In college, a group of us living in the same apartment developed a shorthand to describe anything without meaning: so cute, so nice. It grew out of an anonymous compliment, holding no merit outside of a passing impression.
Our “so cute, so nice” phrase kept me thinking. Would someone who truly knows me say that I’m nice? And if that’s a characteristic that I possess, I’d much rather read as kind.
Niceness can be passive, unremarkable. Surface level. It can be an afterthought. It spills out of our mouths with good intentions in order to fill a void. The neighbor is nice. The weather is nice. Taking a stroll around the city is nice. When paired with fleeting positions, the nice label can keep things at a distance.
Think about the things we hold most dear – would they be labeled with such timid language? What is the magical thing that takes us over the “nice” threshold and into “kind” territory?
Kindness is an action. And it takes courage. Kindness is making a decision to place others above ourselves, if even for a moment. It is the difference between acting and reacting. It’s as big as giving up our own needs and as small as sending an encouraging text. There is no room for sitting back or passing the baton here. There’s passion in kindness in its quietest form.
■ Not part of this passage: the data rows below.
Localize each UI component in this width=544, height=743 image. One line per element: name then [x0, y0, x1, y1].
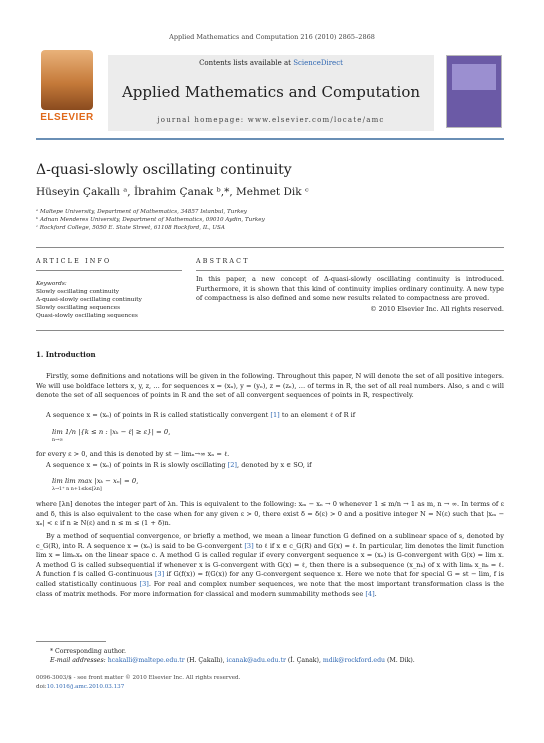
- keywords-label: Keywords:: [36, 281, 67, 287]
- keyword-item: Δ-quasi-slowly oscillating continuity: [36, 297, 142, 303]
- issn-line: 0096-3003/$ - see front matter © 2010 Elsevier Inc. All rights reserved.: [36, 675, 241, 681]
- article-info-rule: [36, 270, 182, 271]
- citation-link[interactable]: [2]: [227, 461, 237, 469]
- citation-link[interactable]: [3]: [154, 570, 165, 579]
- equation-statistical-limit: lim 1/n |{k ≤ n : |xₖ − ℓ| ≥ ε}| = 0,: [52, 428, 171, 436]
- affiliation-a: ᵃ Maltepe University, Department of Mathematics, 34857 Istanbul, Turkey: [36, 209, 247, 215]
- citation-link[interactable]: [1]: [270, 411, 280, 419]
- abstract-rule: [196, 270, 504, 271]
- keyword-item: Quasi-slowly oscillating sequences: [36, 313, 138, 319]
- journal-title: Applied Mathematics and Computation: [121, 83, 421, 101]
- copyright-line: © 2010 Elsevier Inc. All rights reserved.: [370, 305, 504, 313]
- affiliation-b: ᵇ Adnan Menderes University, Department of Mathematics, 09010 Aydin, Turkey: [36, 217, 265, 223]
- keyword-item: Slowly oscillating continuity: [36, 289, 120, 295]
- intro-paragraph-1: Firstly, some definitions and notations will be given in the following. Throughout this paper, N will denote the set of all positive integers. We will use boldface letters x, y, z, … for sequences x = (xₙ), y = (yₙ), z = (zₙ), … of terms in R, the set of all real numbers. Also, s and c will denote the set of all sequences of points in R and the set of all convergent sequences of points in R, respectively.: [36, 372, 504, 400]
- journal-homepage[interactable]: journal homepage: www.elsevier.com/locate/amc: [157, 116, 385, 124]
- footnote-corresponding: * Corresponding author.: [50, 648, 126, 655]
- divider: [36, 330, 504, 331]
- abstract-heading: ABSTRACT: [196, 258, 250, 265]
- email-link[interactable]: hcakalli@maltepe.edu.tr: [107, 657, 185, 664]
- footnote-emails: E-mail addresses: hcakalli@maltepe.edu.tr (H. Çakallı), icanak@adu.edu.tr (İ. Çanak), mdik@rockford.edu (M. Dik).: [50, 657, 415, 664]
- elsevier-wordmark: ELSEVIER: [40, 112, 94, 123]
- equation-subscript: λ→1⁺ n n+1≤k≤[λn]: [52, 487, 102, 492]
- intro-paragraph-6: By a method of sequential convergence, or briefly a method, we mean a linear function G defined on a sublinear space of s, denoted by c_G(R), into R. A sequence x = (xₙ) is said to be G-convergent [3] to ℓ if x ∈ c_G(R) and G(x) = ℓ. In particular, lim denotes the limit function lim x = limₙxₙ on the linear space c. A method G is called regular if every convergent sequence x = (xₙ) is G-convergent with G(x) = lim x. A method G is called subsequential if whenever x is G-convergent with G(x) = ℓ, then there is a subsequence (x_nₖ) of x with limₖ x_nₖ = ℓ. A function f is called G-continuous [3] if G(f(x)) = f(G(x)) for any G-convergent sequence x. Here we note that for special G = st − lim, f is called statistically continuous [3]. For real and complex number sequences, we note that the most important transformation class is the class of matrix methods. For more information for classical and modern summability methods see [4].: [36, 532, 505, 598]
- intro-paragraph-5: where [λn] denotes the integer part of λn. This is equivalent to the following: xₘ − xₙ → 0 whenever 1 ≤ m/n → 1 as m, n → ∞. In terms of ε and δ, this is also equivalent to the case when for any given ε > 0, there exist δ = δ(ε) > 0 and a positive integer N = N(ε) such that |xₘ − xₙ| < ε if n ≥ N(ε) and n ≤ m ≤ (1 + δ)n.: [36, 500, 504, 528]
- citation-link[interactable]: [4]: [365, 589, 375, 598]
- running-head: Applied Mathematics and Computation 216 (2010) 2865–2868: [169, 33, 375, 41]
- intro-paragraph-3: for every ε > 0, and this is denoted by st − limₙ→∞ xₙ = ℓ.: [36, 450, 230, 458]
- keyword-item: Slowly oscillating sequences: [36, 305, 121, 311]
- equation-subscript: n→∞: [52, 438, 64, 443]
- contents-line: Contents lists available at ScienceDirect: [199, 59, 343, 67]
- journal-banner: [108, 55, 434, 131]
- elsevier-tree-icon: [41, 50, 93, 110]
- email-link[interactable]: icanak@adu.edu.tr: [226, 657, 286, 664]
- sciencedirect-link[interactable]: ScienceDirect: [293, 59, 343, 67]
- equation-slow-oscillation: lim lim max |xₖ − xₙ| = 0,: [52, 477, 139, 485]
- divider: [36, 247, 504, 248]
- citation-link[interactable]: [3]: [244, 541, 254, 550]
- section-heading: 1. Introduction: [36, 350, 96, 359]
- article-authors: Hüseyin Çakallı ᵃ, İbrahim Çanak ᵇ,*, Mehmet Dik ᶜ: [36, 186, 309, 198]
- doi-link[interactable]: 10.1016/j.amc.2010.03.137: [46, 684, 125, 690]
- intro-paragraph-4: A sequence x = (xₙ) of points in R is slowly oscillating [2], denoted by x ∈ SO, if: [46, 461, 312, 469]
- citation-link[interactable]: [3]: [139, 579, 149, 588]
- footnote-rule: [36, 641, 106, 642]
- header-rule: [36, 138, 504, 140]
- cover-image: [452, 64, 496, 90]
- intro-paragraph-2: A sequence x = (xₙ) of points in R is called statistically convergent [1] to an element ℓ of R if: [46, 411, 356, 419]
- article-info-heading: ARTICLE INFO: [36, 258, 112, 265]
- doi-line: doi:10.1016/j.amc.2010.03.137: [36, 684, 125, 690]
- affiliation-c: ᶜ Rockford College, 5050 E. State Street, 61108 Rockford, IL, USA: [36, 225, 225, 231]
- elsevier-logo[interactable]: [36, 48, 98, 126]
- journal-cover-thumbnail[interactable]: [446, 55, 502, 128]
- abstract-text: In this paper, a new concept of Δ-quasi-slowly oscillating continuity is introduced. Furthermore, it is shown that this kind of continuity implies ordinary continuity. A new type of compactness is also defined and some new results related to compactness are proved.: [196, 275, 504, 303]
- email-link[interactable]: mdik@rockford.edu: [322, 657, 386, 664]
- article-title: Δ-quasi-slowly oscillating continuity: [36, 162, 292, 178]
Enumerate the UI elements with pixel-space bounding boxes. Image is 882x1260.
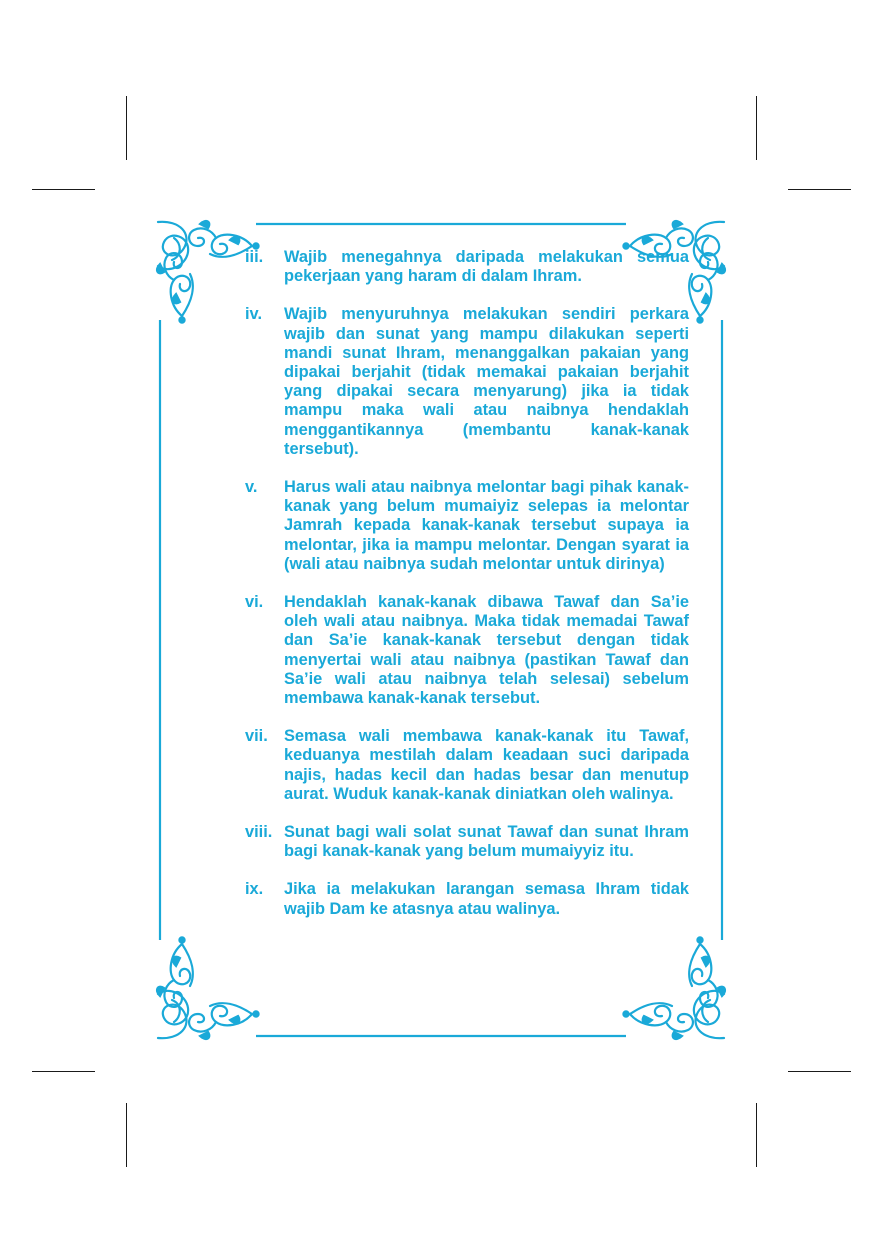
- corner-ornament-bottom-left: [157, 937, 259, 1039]
- item-text: Jika ia melakukan larangan semasa Ihram tidak wajib Dam ke atasnya atau walinya.: [284, 880, 689, 918]
- item-number: v.: [245, 478, 258, 497]
- list-item: [245, 305, 689, 459]
- item-text: Harus wali atau naibnya melontar bagi pihak kanak-kanak yang belum mumaiyiz selepas ia melontar Jamrah kepada kanak-kanak tersebut supaya ia melontar, jika ia mampu melontar. Dengan syarat ia (wali atau naibnya sudah melontar untuk dirinya): [284, 478, 689, 573]
- item-text: Semasa wali membawa kanak-kanak itu Tawaf, keduanya mestilah dalam keadaan suci daripada najis, hadas kecil dan hadas besar dan menutup aurat. Wuduk kanak-kanak diniatkan oleh walinya.: [284, 727, 689, 803]
- item-text: Wajib menyuruhnya melakukan sendiri perkara wajib dan sunat yang mampu dilakukan seperti mandi sunat Ihram, menanggalkan pakaian yang dipakai berjahit (tidak memakai pakaian berjahit yang dipakai secara menyarung) jika ia tidak mampu maka wali atau naibnya hendaklah menggantikannya (membantu kanak-kanak tersebut).: [284, 305, 689, 458]
- list-item: [245, 478, 689, 574]
- list-item: [245, 880, 689, 918]
- item-text: Wajib menegahnya daripada melakukan semua pekerjaan yang haram di dalam Ihram.: [284, 248, 689, 286]
- item-text: Sunat bagi wali solat sunat Tawaf dan sunat Ihram bagi kanak-kanak yang belum mumaiyyiz itu.: [284, 823, 689, 861]
- item-text: Hendaklah kanak-kanak dibawa Tawaf dan Sa’ie oleh wali atau naibnya. Maka tidak memadai Tawaf dan Sa’ie kanak-kanak tersebut dengan tidak menyertai wali atau naibnya (pastikan Tawaf dan Sa’ie wali atau naibnya telah selesai) sebelum membawa kanak-kanak tersebut.: [284, 593, 689, 708]
- numbered-list: [245, 248, 689, 938]
- item-number: iv.: [245, 305, 263, 324]
- item-number: viii.: [245, 823, 273, 842]
- item-number: iii.: [245, 248, 264, 266]
- list-item: [245, 727, 689, 804]
- list-item: [245, 823, 689, 861]
- item-number: vii.: [245, 727, 268, 746]
- corner-ornament-top-left: [157, 221, 259, 323]
- list-item: [245, 593, 689, 708]
- list-item: [245, 248, 689, 286]
- corner-ornament-bottom-right: [623, 937, 725, 1039]
- item-number: vi.: [245, 593, 264, 612]
- item-number: ix.: [245, 880, 264, 899]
Kindness is an action. And it takes courage.
Striving for kindness is important and has some wonderful side effects. It’s life giving. Even small gestures can chip away at the steeliest exterior – of another or even our own. With kindness, we move with purpose and in such a way that lifts others up alongside us. In a cultural climate where we’re too quick to put up boundaries and draw lines, kindness can be a powerful tool to soften hearts when we need it the most.
Kindness isn’t something we inherently are or aren’t. We build it up. We shape our intentions and therefore our actions. So, lets seek to push for a little bit more in our everyday, and spread kindness with intention.
How do you see the difference between being nice and kind?